WNY connections to a newly administered HIV treatment

May 30, 2021

Earlier this month, a downtown Buffalo clinic began administering a treatment for Human Immunodeficiency Virus that replaces a daily diet of pills with a monthly pair of injections. Cabenuva's path to approval by the Food and Drug Administration earlier this year passed through Buffalo.


Cabenuva combines Cabotegravir and Rilpivirine. The HIV treatment gained the approval of the FDA in January 2021. Evergreen Health, located in downtown Buffalo, announced May 4 it had begun using the treatment on a handful of patients.

Evergreen Health began distributing an injected HIV treatment to a limited number of patients in early May. That treatment, Cabenuva, was approved by the FDA in January.
Credit Michael Mroziak, WBFO

“This medication is definitely not for everybody. The patient has to be already controlled in HIV with conventionally available oral medication,” said Dr. Alyssa Shon, a physician at Evergreen Health who conducted clinical trials of Cabenuva through the University at Buffalo’s Jacobs School of Medicine and Biomedical Sciences. “They have to be already suppressed, meaning that their viral load has to be less than 50 (viral copies per milliliter of blood) on currently available medications. And they cannot have any resistance to any of the components of this drug.”
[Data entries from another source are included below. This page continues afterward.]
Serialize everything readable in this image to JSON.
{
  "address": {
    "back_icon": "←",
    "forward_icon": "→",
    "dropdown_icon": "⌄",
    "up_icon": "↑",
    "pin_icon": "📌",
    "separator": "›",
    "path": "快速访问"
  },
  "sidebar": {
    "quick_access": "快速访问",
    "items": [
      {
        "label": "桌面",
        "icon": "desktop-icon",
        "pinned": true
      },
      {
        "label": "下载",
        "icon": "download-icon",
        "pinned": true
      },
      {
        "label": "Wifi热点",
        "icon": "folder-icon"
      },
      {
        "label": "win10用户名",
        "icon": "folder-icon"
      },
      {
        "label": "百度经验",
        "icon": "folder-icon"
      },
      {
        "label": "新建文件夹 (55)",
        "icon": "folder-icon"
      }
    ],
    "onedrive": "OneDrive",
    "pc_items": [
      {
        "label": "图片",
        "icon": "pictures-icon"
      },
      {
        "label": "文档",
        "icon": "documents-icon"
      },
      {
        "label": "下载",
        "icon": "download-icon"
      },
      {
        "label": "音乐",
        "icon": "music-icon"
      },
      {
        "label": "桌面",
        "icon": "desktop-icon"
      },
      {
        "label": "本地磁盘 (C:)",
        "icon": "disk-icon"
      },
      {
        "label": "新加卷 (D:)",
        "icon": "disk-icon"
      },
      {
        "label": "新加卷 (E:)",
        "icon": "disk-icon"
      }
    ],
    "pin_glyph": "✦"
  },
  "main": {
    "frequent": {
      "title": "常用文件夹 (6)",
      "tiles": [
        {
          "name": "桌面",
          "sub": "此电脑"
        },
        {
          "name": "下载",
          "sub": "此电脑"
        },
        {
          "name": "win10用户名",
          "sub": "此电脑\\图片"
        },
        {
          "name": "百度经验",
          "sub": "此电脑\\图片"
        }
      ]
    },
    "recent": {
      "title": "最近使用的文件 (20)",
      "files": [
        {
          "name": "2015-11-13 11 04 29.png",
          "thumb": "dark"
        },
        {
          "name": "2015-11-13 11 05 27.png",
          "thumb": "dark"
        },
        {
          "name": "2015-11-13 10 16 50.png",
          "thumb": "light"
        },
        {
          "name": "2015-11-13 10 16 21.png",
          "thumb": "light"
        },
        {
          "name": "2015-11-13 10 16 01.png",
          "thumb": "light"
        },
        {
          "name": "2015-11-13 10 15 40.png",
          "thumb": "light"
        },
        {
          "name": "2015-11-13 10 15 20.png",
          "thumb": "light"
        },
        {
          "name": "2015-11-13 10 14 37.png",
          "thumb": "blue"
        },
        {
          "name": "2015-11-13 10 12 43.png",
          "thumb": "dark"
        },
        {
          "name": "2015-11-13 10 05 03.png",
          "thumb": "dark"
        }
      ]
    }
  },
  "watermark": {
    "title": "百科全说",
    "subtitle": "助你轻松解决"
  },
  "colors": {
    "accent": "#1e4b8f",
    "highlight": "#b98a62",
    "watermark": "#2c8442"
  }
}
Prior to the FDA’s approval, patients in the trial had started the medication to ensure they would not have an allergic reaction or any other adverse responses to the treatment. The medications, according to Dr. Shon, were tolerated very well.

Qualified patients must first take a pill-based lead-in for 28 days before transitioning to injections. Recipients get two per monthly visit, in the gluteal section. Those interested in switching to the shots may do so because of pill fatigue, Dr. Shon suggested, but also because some do feel a stigma of living with HIV.
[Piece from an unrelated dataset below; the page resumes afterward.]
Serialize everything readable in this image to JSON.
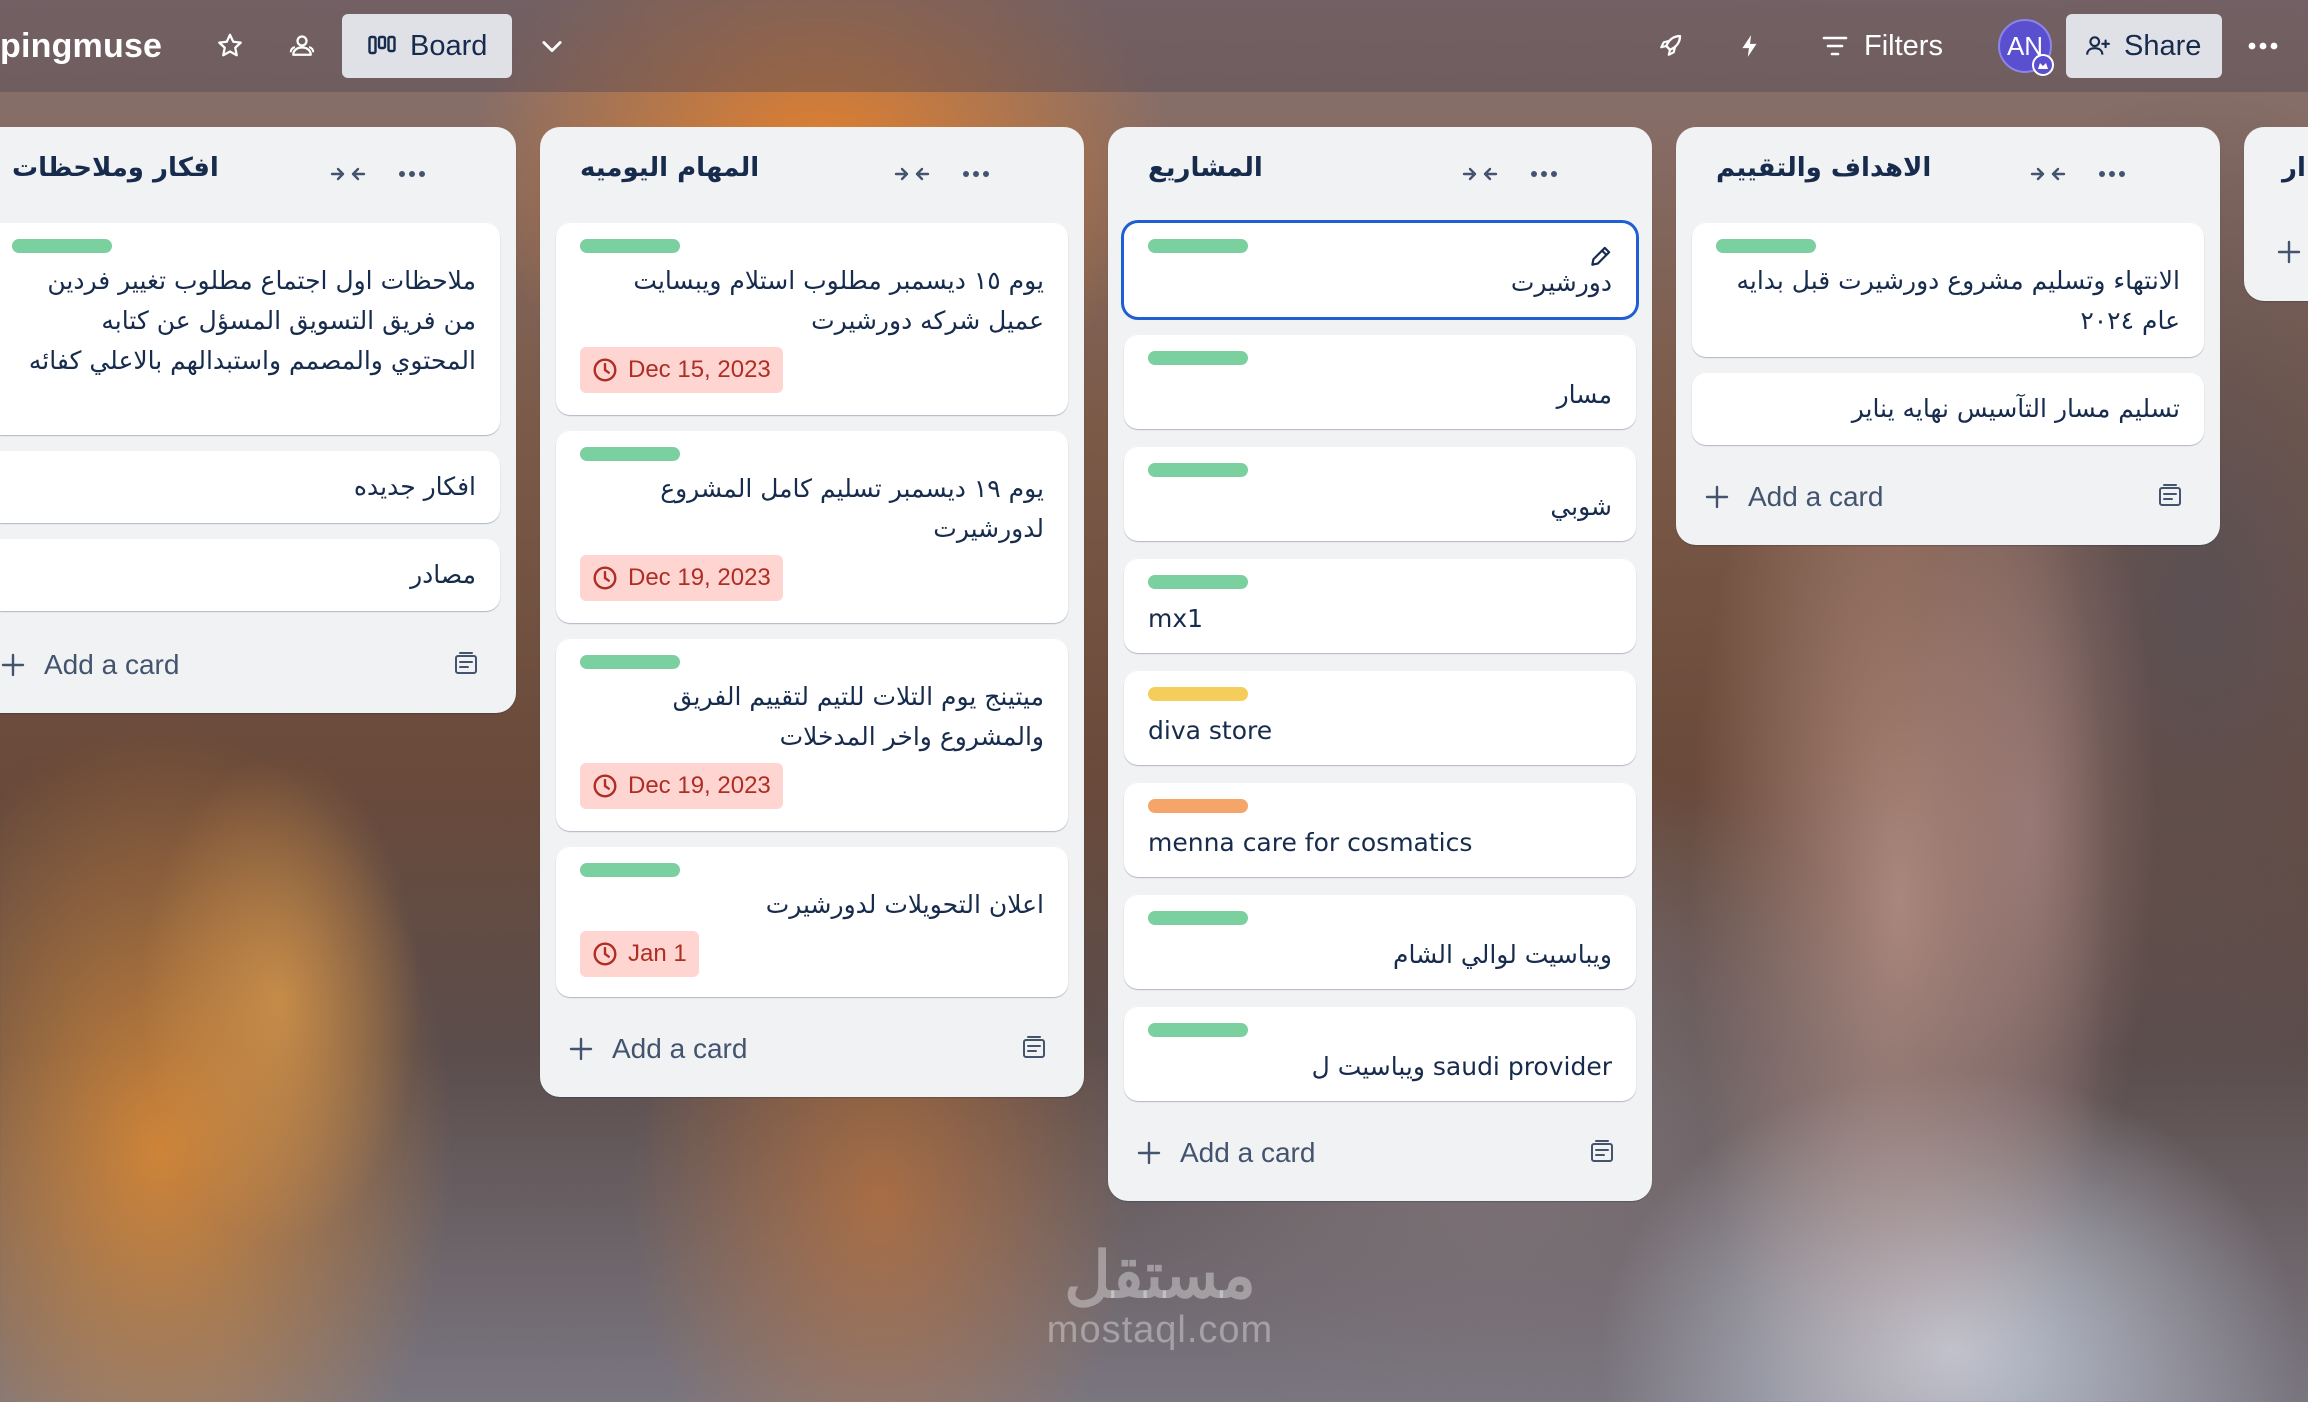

“Some of my patients have told me they hide their pill bottles, in fear of people looking at their medication bottles and knowing they have HIV,” she said. “And also, this kind of eliminates that process because they wouldn't be having any pills at home. They will be coming into the doctor's office, places like Evergreen and get their monthly injections. And then, they wouldn't have any pills to take for HIV at home.”
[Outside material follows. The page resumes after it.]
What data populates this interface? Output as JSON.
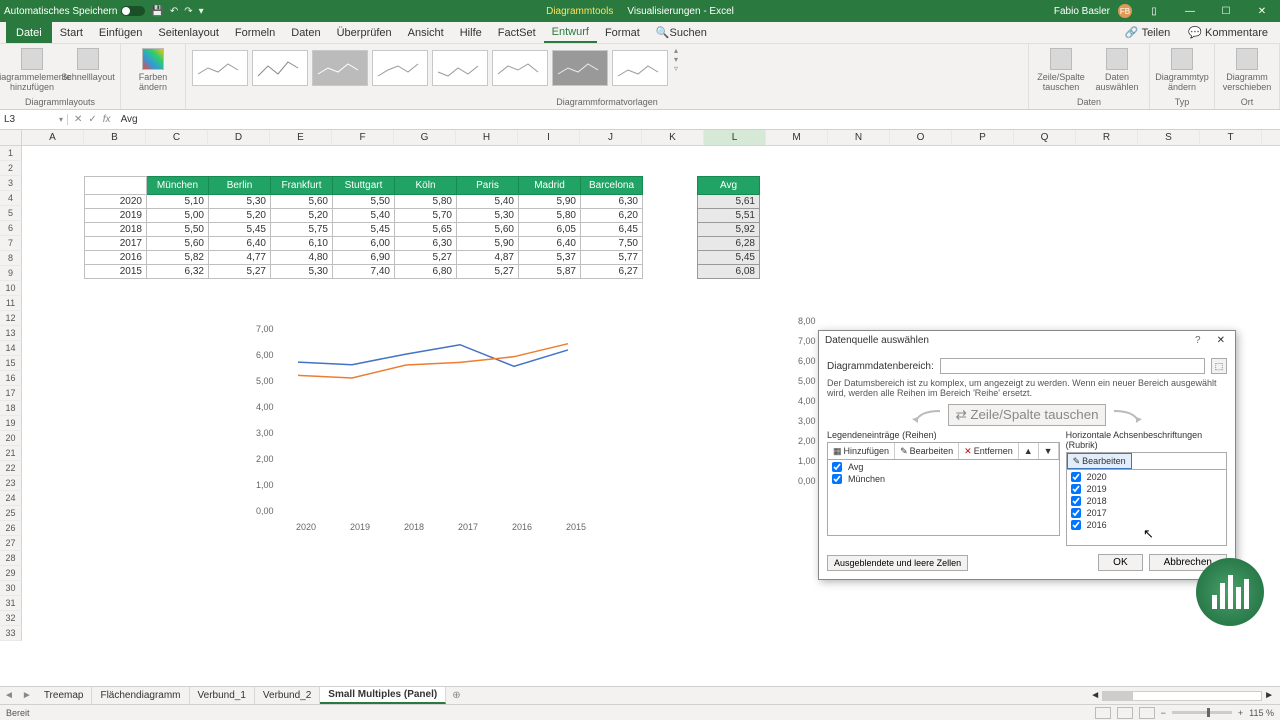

Evergreen Health, according to its 2020 numbers, provides care to an estimated 1,600 people living with HIV/AIDS. New York State has not yet released its 2020 statistics, but as of 2019 an estimated 3,400 people lived their diagnosis.

Erie County's new HIV cases, year to year, have generally gone down since 2015, when 120 cases were identified. But 2019's 75 new cases were up from 46 in 2018. What concerns health officials now is an upward trend in sexually transmitted diseases during the COVID-19 pandemic. The concern, according to Erie County Health Commissioner Dr. Gale Burstein, is the possibility of more infections than what are recorded.

“I think the problem with with the pandemic is that less people sought preventive care. We saw a decrease in in chlamydia cases. And we think it's not because there was less chlamydia. We think that people weren't going out and getting tested,” Dr. Burstein said. “It will be interesting to see the number of new HIV infections that are diagnosed in 2020 because, you know, you can't have a positive test unless you get a test in the first place.”

Long gone are the days, as in the 1980s, when an HIV-positive diagnosis was looked upon as a death sentence. The virus is now treatable and many living with HIV, through consistent treatment, are able to enjoy long, healthy, productive lives. Pre-exposure and post-exposure prophylaxes are available and function to keep patients "virally suppressed," meaning the virus is undetectable. Such treatments may also prevent the virus from being transmitted to another person.

Erie County provides HIV testing and wraparound services, including guidance toward clinics where individuals may receive direct treatment. Evergreen Health provides preventive prophylaxes.

There remain hurdles to making Cabenuva a more widely used option. It may only be administered by a specialty pharmacy or clinic. The patient cannot take it home and self-inject. And that's just one of the holdups. 

“Since the approval process in January, there was always some lag in in terms of getting patients on these drugs, because the insurance companies had to review whether they will put this medication into their formulary,” Dr. Shon said.